Я усмехаюсь — коротко, зло.
— Туго, магистр. Тянет назад, когда я пытаюсь дышать.
Её пальцы на покрывале сжимаются, белеют, потом она заставляет их разжаться. Она контролирует тело так же, как контролирует голос. Но я вижу: контроль стоит ей дорого.
— Не называй меня так во сне, — бросает она.
— А что, тебя это трогает? — слова выскакивают сами, как укус. — Или ты думаешь, что ночь делает нас мягче?

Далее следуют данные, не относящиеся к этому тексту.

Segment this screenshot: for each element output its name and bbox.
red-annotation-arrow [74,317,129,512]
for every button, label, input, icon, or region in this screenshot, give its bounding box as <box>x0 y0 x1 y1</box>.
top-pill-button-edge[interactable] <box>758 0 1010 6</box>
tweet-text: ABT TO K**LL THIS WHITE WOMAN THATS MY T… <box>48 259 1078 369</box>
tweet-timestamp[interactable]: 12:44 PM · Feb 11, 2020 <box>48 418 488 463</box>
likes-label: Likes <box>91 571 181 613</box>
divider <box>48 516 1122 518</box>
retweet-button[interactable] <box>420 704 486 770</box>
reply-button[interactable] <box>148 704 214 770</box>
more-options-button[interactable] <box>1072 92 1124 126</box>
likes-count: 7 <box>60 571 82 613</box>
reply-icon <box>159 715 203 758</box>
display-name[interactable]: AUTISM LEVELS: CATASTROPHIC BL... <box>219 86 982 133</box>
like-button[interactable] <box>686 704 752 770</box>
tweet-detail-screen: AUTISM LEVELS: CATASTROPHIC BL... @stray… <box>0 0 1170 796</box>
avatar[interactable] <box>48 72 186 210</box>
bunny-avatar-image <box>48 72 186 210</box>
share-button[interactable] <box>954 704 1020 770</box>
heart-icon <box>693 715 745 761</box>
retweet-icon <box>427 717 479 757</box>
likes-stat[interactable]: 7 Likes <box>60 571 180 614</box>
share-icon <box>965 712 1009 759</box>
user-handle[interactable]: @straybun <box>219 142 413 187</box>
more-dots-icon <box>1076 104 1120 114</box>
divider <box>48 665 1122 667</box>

Она не отвечает сразу. Она поднимает руку — не к мне, не как заклинание, а просто проводит пальцами по виску, будто стирает сон. Её ладонь дрожит на долю секунды, и она прячет дрожь, опуская руку.
— Я думаю, — говорит она наконец, — что если ты умрёшь здесь, это будет неудобно.
Я хмыкаю.
— И ты проснулась, потому что тебе неудобно?
Она смотрит на меня. И я вижу в её глазах то, что сильнее любого ответа: она проснулась от боли. От моей. И, значит, от своей тоже.
Я делаю шаг к кушетке. Колени вдруг подламываются — не сильно, но достаточно, чтобы злость сменилось на другое: тело трясёт. Откат. После ритуала, после петли, после попытки уйти — всё накатывает разом, как холодная вода.
Я стискиваю зубы. Я не позволю ей увидеть слабость. Не ей.